Und dann auch noch eines, was gerne und besonders bei Männer, ungern angesprochen oder im schlimmsten Falle verschwiegen wird.

Man vergisst manchmal für einen kurz Moment, dass hinter all den ganzen Tacklenerds und Angeljunkies hier komplexe Individuen stecken mit ganz realen Problemen abseits von Abrissen an der Steinpackung und verlängerten Lieferzeiten des neusten JDM Krams.
Extrem starker und vor allem wichtiger Beitrag und ganz viel Respekt an alle, die sich hier geöffnet haben.
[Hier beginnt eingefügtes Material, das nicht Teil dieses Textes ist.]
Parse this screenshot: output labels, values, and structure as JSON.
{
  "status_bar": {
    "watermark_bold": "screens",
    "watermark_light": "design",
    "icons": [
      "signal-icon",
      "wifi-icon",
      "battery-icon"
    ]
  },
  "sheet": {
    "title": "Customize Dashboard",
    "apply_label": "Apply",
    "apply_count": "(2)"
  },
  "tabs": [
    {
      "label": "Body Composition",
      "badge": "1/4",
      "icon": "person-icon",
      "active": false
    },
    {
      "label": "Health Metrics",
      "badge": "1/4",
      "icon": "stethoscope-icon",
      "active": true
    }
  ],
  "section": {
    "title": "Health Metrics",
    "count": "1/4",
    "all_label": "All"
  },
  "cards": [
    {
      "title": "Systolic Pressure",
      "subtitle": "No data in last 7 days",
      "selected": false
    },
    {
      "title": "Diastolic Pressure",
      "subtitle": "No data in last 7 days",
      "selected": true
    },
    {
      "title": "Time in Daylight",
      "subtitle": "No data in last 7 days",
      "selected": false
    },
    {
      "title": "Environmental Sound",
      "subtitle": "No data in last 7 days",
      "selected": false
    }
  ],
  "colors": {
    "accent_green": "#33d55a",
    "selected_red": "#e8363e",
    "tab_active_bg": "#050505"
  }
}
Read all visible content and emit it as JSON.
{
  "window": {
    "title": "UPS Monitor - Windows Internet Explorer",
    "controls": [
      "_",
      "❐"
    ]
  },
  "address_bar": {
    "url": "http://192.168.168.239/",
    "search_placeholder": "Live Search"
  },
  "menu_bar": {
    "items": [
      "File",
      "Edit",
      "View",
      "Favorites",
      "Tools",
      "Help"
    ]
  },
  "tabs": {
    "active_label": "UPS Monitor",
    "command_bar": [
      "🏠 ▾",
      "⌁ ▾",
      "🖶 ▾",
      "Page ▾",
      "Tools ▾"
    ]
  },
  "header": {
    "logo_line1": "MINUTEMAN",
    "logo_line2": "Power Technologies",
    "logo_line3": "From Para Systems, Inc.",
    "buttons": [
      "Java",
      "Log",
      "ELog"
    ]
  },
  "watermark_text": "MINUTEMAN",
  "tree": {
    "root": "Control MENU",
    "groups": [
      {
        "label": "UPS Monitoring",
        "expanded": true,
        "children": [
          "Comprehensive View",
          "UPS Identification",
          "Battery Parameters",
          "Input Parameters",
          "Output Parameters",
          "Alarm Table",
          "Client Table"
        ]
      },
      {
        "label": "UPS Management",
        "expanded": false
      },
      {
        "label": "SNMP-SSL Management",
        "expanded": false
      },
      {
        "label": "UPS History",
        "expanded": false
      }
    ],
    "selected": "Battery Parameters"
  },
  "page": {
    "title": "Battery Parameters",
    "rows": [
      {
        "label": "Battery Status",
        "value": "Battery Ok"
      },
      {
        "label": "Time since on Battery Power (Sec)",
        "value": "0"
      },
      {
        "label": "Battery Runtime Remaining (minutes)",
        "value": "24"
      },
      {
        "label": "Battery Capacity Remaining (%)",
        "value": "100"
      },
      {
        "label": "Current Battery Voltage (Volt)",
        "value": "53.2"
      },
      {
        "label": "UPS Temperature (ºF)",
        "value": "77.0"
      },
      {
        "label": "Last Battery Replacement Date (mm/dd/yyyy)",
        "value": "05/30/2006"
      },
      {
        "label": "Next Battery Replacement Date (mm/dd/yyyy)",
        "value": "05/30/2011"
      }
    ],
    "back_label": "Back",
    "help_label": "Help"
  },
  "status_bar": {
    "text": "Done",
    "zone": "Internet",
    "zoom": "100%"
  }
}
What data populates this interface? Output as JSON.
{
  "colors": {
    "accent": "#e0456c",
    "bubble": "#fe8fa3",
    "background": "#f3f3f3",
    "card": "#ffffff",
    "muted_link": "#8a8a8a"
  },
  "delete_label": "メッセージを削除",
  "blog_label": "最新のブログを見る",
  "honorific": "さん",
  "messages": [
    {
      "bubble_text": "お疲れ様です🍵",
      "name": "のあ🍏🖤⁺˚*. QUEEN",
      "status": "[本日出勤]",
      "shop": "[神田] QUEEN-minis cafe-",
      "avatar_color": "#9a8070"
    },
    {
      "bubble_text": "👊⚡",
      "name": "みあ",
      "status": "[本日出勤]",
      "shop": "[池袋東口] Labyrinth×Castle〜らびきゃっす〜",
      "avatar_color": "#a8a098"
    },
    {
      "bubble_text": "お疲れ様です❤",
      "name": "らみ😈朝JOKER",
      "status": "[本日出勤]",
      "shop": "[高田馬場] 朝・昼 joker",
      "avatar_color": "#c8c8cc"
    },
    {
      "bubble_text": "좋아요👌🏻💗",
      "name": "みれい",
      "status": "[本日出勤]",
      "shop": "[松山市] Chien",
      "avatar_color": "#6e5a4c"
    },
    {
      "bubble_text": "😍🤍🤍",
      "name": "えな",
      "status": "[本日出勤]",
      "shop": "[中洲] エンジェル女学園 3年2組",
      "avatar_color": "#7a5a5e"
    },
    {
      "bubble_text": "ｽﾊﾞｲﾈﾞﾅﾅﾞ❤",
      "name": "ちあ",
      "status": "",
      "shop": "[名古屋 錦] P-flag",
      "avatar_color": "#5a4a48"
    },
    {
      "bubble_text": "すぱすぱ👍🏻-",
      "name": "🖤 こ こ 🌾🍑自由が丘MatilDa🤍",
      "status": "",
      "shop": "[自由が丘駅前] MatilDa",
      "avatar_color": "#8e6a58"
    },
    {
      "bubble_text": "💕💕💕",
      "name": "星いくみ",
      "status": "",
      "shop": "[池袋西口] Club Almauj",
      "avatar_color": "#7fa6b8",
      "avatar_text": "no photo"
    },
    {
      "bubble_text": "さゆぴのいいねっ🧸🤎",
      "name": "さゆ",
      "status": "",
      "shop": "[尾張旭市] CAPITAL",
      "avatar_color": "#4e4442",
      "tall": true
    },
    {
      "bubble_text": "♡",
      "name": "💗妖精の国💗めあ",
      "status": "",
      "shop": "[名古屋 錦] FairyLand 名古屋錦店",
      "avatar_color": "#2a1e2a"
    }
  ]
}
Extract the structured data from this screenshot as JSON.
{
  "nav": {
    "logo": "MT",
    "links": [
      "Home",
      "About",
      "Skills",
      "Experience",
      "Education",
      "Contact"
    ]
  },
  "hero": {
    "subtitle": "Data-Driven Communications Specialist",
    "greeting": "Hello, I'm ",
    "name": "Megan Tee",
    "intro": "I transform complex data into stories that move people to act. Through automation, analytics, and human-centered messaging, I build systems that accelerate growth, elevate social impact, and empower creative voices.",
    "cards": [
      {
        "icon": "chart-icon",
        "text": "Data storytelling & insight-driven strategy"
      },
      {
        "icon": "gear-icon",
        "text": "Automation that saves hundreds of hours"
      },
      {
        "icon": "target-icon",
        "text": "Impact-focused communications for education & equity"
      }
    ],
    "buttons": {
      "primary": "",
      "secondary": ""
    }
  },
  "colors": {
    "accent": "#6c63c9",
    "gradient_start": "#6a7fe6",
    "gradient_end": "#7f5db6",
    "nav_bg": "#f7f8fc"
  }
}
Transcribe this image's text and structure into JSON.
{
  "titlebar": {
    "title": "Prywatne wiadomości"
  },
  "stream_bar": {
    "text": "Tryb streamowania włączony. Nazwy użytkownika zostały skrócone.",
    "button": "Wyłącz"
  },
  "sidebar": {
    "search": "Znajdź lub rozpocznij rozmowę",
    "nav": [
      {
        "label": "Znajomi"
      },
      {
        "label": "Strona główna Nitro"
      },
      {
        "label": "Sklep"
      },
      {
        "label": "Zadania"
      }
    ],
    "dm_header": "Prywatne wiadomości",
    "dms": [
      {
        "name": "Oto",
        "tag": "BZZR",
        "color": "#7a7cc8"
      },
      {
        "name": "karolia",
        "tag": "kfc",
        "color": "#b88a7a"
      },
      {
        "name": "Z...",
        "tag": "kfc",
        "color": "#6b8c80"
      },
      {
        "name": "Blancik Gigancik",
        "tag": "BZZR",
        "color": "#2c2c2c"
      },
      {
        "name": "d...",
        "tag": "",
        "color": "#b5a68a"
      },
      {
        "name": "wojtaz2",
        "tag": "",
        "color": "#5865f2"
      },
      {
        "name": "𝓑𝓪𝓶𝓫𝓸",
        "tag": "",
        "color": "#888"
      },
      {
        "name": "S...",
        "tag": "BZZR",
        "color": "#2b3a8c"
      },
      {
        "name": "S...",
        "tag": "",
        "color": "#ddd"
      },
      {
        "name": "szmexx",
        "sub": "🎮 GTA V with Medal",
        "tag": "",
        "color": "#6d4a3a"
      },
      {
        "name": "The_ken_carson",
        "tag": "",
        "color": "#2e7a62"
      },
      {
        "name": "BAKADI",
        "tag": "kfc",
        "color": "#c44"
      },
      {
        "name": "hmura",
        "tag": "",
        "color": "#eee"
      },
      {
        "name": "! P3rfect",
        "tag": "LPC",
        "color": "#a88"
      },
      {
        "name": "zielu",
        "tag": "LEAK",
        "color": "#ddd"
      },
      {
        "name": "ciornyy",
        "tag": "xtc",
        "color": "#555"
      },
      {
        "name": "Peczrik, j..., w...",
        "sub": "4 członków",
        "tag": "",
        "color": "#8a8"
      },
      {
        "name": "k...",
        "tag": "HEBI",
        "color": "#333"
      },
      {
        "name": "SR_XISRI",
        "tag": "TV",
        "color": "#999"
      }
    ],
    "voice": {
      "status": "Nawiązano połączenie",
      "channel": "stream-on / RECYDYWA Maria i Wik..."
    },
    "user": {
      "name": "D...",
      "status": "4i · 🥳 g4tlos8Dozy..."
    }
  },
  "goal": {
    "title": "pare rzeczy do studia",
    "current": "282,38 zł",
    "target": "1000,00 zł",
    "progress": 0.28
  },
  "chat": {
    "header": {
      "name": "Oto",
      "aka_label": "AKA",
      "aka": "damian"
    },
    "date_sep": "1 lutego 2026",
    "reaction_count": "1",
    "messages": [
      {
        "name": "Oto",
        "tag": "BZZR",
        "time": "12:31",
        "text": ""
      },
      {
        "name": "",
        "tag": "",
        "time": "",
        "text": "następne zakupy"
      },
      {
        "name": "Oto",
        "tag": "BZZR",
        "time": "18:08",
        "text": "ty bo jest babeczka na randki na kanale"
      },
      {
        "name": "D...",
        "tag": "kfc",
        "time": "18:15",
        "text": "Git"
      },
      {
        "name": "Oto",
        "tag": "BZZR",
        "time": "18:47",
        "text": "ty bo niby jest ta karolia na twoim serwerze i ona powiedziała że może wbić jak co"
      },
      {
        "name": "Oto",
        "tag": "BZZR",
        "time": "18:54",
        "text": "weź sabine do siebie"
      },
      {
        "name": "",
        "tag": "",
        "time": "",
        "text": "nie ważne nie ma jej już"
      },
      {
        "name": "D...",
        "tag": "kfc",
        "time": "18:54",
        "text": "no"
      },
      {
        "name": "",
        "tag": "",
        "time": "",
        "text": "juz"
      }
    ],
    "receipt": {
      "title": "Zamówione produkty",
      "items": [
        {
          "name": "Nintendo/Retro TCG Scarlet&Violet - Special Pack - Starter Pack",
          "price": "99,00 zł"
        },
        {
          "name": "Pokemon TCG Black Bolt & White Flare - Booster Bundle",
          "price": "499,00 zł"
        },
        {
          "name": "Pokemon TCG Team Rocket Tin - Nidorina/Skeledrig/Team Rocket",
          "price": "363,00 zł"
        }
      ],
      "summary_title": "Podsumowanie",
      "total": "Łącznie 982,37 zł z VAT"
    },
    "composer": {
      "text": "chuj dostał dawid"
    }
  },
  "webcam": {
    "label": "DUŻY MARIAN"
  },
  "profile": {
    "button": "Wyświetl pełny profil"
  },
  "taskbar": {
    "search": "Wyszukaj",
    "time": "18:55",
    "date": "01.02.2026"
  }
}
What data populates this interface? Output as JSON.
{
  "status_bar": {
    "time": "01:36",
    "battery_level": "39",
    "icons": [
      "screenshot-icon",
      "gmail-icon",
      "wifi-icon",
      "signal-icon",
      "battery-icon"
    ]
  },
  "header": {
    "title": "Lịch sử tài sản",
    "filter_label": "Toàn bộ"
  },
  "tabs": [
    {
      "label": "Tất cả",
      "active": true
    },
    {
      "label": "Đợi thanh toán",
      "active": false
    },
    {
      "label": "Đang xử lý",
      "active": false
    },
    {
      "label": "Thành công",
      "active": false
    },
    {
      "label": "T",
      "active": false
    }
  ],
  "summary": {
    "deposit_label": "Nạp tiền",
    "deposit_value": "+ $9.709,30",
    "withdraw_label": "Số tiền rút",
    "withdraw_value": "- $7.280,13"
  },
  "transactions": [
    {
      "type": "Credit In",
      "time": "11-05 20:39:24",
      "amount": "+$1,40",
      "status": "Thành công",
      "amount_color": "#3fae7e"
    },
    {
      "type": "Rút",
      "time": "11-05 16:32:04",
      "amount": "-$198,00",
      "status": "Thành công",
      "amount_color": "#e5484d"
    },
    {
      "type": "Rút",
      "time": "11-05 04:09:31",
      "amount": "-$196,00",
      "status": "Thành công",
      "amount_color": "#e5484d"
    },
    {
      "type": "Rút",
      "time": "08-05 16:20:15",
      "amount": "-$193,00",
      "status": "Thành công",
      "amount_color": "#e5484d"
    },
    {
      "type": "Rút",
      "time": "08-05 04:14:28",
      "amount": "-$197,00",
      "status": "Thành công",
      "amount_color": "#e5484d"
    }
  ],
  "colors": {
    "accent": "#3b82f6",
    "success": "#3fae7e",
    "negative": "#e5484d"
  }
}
Man sollte sich immer vor Augen halten, dass Depressionen kein seltenes Einhorn sind, sondern etwa 5 Millionen Deutsche (Deutsche Depressionshilfe) davon betroffen sind.
Gerade Männer (da muss ich auch an meine eigene Nase fassen) haben oft Schwierigkeiten über ihre Gefühle zu reden bzw. sich Anderen wirklich zu öffnen.
Ich glaube viele, von denen man es vielleicht gar nicht erahnen würde, bräuchten gerade am Anfang jemanden mit denen sie diesen ersten Schritt machen können und da kann ein einfaches "Wie geht es dir...wirklich?" einen weiten weg gehen.

Wünsche allen Betroffenen alles Gute!